The Defendant stated that payment terms were due on the 11th of the month and past due on the 25th of the month. Although the Debtor generally paid its invoices within 28-76 days from the date of the invoice prior to the preference period, the payment interval increased from 63 days to 109 days during the preference period.
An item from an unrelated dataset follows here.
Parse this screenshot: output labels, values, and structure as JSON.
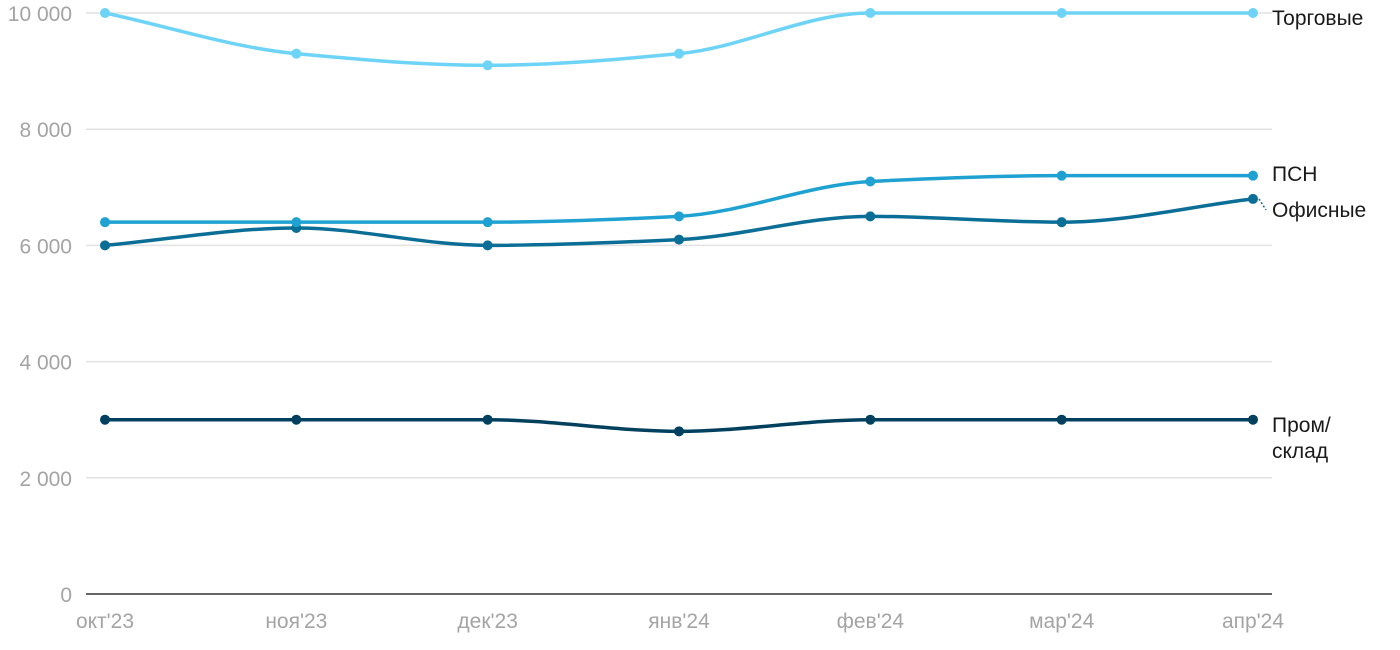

Even though the payments prior to the preference period were generally later than the invoice terms, clearly, the dealings between the parties changed during the preference period.
Based on the foregoing, this Court is satisfied that the dealings between the parties during the preference period were not in the ordinary course of business and that, therefore, any payment made beyond 76 days from the date of the invoice is a preference and outside the protection of § 547(c)(2) of the Bankruptcy Code.
There is no dispute, however, that during the preference period, the Defendant gave the Debtor new value in supplies totalling $12,641.61 as follows, which results in a net preference of $37,279.52, together with interest from January 12, 1989, as well as costs.
1987 Payment New Value Net Preference -------------------------------------------------------- 6/15 $17,101.23 $17,101.23 6/24 10,987.01 28,088.24 7/15 11,832.79 39,921.03 7/20 $3,308.77 36,612.26 7/25 302.27 36,309.99 7/25 60.98 36,249.01 7/26 3,528.79 32,720.22 7/27 8.43 32,711.79 7/27 88.18 32,623.61 7/27 235.00 32,388.61 7/27 322.27 32,066.34 7/27 130.73 31,935.61 7/29 84.74 31,850.87 7/29 281.88 31,568.99 7/29 272.17 31,296.82 8/01 2,631.33 28,665.49 8/01 1,343.70 27,321.79 8/08 10,000.00 37,321.79 8/09 42.37 37,279.42
*492 Based on the foregoing, Diane L. Jensen, Trustee, may recover $37,279.52 from Raymond Building Supply Corporation, Defendant, as a preferential transfer pursuant to § 547 of the Bankruptcy Code.
A separate Final Judgment will be entered in accordance with the foregoing.